I recently stepped back into the world of working to end violence against women. I was at a meeting in Dallas I helped organize to talk in part about the recently broken sexual violence silence by women who’d been assaulted on college campuses. Young women have begun telling their stories about being raped on campuses, reporting those rapes, and not only not being heard by administrations, but being silenced. Reluctance to talk about sexual violence is rampant. I know, I used to talk about it a lot at work and not much anywhere else. It’s not a topic of dinner party conversations.
The second time David and I got together — a poetry reading in Portsmouth, dinner first — I let loose my Sexual Assault Rant and he didn’t flinch. A good sign. My rant consists of strongly worded dismay at the ubiquitous presence of unwanted sexual touch in the lives of women that nobody talks about. Sexual violence silence.

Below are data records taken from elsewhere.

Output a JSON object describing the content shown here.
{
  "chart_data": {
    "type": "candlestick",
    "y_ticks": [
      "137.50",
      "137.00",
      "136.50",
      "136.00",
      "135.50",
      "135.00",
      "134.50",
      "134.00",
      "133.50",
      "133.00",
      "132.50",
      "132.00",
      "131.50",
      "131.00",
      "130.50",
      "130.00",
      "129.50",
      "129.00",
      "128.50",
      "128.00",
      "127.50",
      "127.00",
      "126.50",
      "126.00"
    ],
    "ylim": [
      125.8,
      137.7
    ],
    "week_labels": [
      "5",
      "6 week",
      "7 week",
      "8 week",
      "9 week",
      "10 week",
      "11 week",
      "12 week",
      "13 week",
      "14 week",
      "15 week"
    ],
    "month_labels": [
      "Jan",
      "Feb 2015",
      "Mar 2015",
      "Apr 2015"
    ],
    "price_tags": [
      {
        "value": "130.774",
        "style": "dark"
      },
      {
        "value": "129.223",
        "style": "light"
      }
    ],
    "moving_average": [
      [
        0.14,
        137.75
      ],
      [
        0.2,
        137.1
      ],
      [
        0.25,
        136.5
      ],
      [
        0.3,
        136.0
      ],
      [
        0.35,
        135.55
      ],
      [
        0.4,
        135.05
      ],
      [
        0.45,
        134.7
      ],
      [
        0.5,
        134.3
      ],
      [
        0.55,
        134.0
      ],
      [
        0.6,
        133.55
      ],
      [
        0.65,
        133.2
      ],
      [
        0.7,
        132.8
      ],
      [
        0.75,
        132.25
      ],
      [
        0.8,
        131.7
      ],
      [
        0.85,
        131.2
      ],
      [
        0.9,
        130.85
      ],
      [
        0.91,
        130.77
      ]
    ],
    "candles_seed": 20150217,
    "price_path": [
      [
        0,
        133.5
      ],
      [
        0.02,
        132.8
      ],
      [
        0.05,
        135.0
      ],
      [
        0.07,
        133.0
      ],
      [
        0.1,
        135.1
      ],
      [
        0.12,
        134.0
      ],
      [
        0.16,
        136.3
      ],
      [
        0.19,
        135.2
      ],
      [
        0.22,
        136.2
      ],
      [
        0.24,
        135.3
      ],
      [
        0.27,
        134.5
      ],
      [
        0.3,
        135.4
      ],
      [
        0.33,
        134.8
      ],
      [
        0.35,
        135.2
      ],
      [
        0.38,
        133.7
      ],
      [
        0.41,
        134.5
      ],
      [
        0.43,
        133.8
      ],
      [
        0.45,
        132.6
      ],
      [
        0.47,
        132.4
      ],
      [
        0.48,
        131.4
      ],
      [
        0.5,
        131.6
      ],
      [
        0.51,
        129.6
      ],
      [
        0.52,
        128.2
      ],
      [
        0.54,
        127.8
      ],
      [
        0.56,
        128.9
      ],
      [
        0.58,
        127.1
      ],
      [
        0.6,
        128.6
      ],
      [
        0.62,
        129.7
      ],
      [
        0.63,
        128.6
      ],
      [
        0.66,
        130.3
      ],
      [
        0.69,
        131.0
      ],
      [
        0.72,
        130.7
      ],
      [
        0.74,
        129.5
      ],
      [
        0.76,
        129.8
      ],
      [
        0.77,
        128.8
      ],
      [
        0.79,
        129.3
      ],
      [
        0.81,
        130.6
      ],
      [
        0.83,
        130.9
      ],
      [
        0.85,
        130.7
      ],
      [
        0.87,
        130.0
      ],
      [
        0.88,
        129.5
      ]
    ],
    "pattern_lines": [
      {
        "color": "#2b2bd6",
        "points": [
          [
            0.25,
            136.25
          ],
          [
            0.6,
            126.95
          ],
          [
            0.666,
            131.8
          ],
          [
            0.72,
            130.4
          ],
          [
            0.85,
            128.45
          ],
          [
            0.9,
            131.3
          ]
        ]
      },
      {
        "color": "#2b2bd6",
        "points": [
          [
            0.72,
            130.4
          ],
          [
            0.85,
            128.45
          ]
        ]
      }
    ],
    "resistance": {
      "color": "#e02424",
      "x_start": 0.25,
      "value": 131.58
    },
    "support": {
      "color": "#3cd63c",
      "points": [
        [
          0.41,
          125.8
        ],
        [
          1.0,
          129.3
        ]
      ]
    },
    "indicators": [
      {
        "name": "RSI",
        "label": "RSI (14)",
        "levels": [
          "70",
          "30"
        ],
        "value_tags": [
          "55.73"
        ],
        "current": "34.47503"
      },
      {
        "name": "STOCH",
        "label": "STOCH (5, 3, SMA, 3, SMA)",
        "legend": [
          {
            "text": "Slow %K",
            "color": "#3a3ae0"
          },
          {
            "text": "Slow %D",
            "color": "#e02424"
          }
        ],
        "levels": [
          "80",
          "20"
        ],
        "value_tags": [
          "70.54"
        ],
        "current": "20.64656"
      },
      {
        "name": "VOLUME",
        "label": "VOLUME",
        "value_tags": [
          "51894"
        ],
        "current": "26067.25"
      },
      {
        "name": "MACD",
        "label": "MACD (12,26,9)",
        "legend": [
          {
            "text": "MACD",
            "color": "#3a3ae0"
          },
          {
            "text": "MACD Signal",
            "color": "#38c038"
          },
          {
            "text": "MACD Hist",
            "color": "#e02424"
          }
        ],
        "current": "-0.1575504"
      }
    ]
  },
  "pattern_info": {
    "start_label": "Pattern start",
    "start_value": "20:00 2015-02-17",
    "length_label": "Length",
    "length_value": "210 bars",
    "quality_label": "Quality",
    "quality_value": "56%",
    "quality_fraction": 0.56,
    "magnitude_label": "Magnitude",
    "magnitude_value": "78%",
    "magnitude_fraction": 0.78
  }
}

Well I’m talking about it, right now. I love research. I’m well enough known for my collaborations with researchers from when I was working at the NH Coalition Against Domestic and Sexual Violence and since, with the brilliant women of Preventions Innovations Research Center, that I’ve been asked to review a paper on the topic of researcher-practitioner collaborations for a top peer-reviewed journal (Violence Against Women) in the field.
So here is some research of my own. For over a decade I’ve been asking women I meet from all parts of my life if they’ve ever experienced unwanted sexual touch. Not a chargeable offense necessarily, but some instance of a man touching a sexualized part of your body, uninvited, for his own gratification. Only one woman has said no. That’s to hundreds of “Yes.”
It’s certainly not strict quantitative research because I haven’t been keeping track of who I ask, so I’m not sure of my n, the number of women. But it’s a lot. And nobody talks about it. The inability to move around in the world without some man touching your butt or rubbing up against you on a crowded bus or grabbing your breasts is not okay, and yet women all have to live with it. It’s a fact of life.
In decades of working to end domestic and sexual violence, I saw a significant shift in how people in general talked about domestic violence and how they responded to battered women. The injustice of blaming the victim began to be accepted and the press started accurately portraying murders of women as domestic violence murders, not “crimes of passion.” The focus, in large part, shifted to the batterer, the one causing the harm.
The same has not been true of sexual assault. Think of some of the highly publicized sexual assault media stories in the last decade. How often has the press included discussion of the victim’s actions and credibility (“why was she in his hotel room?” “why did she get so drunk?” “doesn’t she have mental health issues?”) instead of looking at what the perpetrator did?
It’s a wonder anyone ever does report a sexual assault, given how victims are treated. If we can’t get communities to pay attention to the most egregious sexual assaults, would anyone pay attention to reports of the micro-aggressions of everyday life in which women’s bodies are sexualized targets for the fraction of men who don’t get that boundaries apply to them?